Врачи многое могли сделать для сердца человека его возраста. Куда больше, чем они могли сделать когда-то для Надин. Уже через месяц Дэвид разгуливал по дому, словно ничего и не было. Его тело пошло на поправку, а вот душой завладели тоска и смятение. Родись Дэвид позже, он бы, наверное, обратился к психотерапевту. Но ведь Мюллеры так не поступают! Дэвид вызвал Тони и объявил ему о грядущих переменах.

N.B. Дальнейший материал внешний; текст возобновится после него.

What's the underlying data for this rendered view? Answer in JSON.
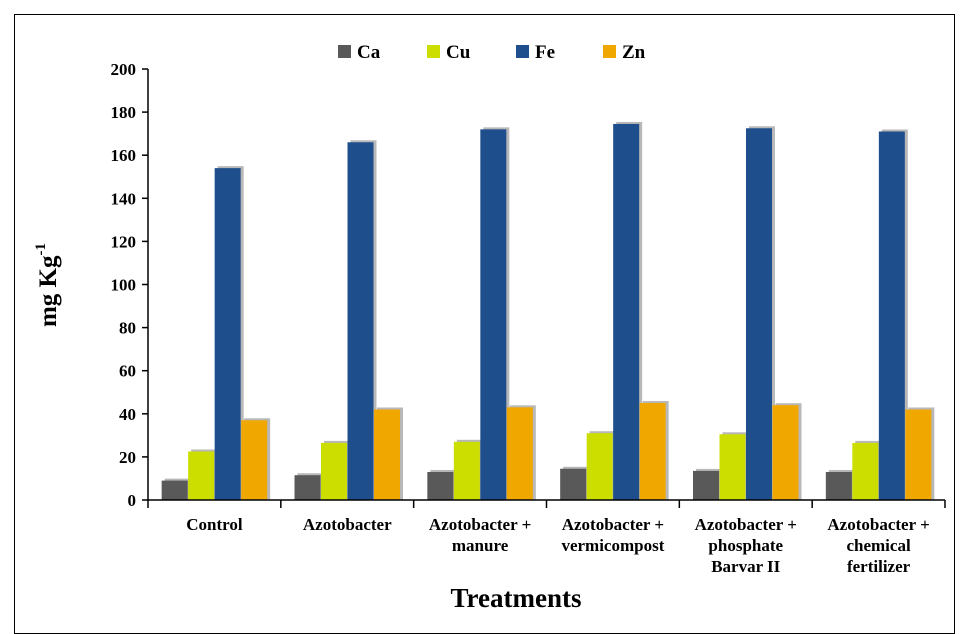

Дэвид вызвал дочь и старших сыновей. Амелия очень удивилась, но тут же купила билет на самолет. Эдгар и Ларри приехали и привезли с собой детей. Когда все собрались у него в кабинете, Дэвид сообщил им, как много они для него значат. Отпрыски покивали, отводя глаза. Кто-то внимательно разглядывал потолок, кто-то – фигурки на широкой полке, кто-то – лепнину над камином. Они смотрели куда угодно, только не на отца. Рассеянно кивали. Их испугала его неожиданная экспрессия, но и обидеть старика им не хотелось. Они решили, что Дэвид умирает и сейчас самое время постараться не упустить свою долю наследства.

– Я не собираюсь умирать, – сказал им Дэвид.

– Надеюсь, что нет, – ответила Амелия.

С каких это пор она стала такой смелой? И вообще, кто все эти люди? Неужели его дети и внуки? Толпа незнакомцев.

– Мы очень рады, что ты поправился, – сказал Ларри.

– Да, – подал голос Эдгар.

– Погодите пока списывать меня на свалку, – сказал Дэвид.

– А мы и не собирались.

– Кто-нибудь брата видел в последнее время?

Никто не ответил.

– Я видела. В прошлом году, – сказал Амелия.

– Правда?

Она кивнула:

– Он приезжал на выставку в Лондон.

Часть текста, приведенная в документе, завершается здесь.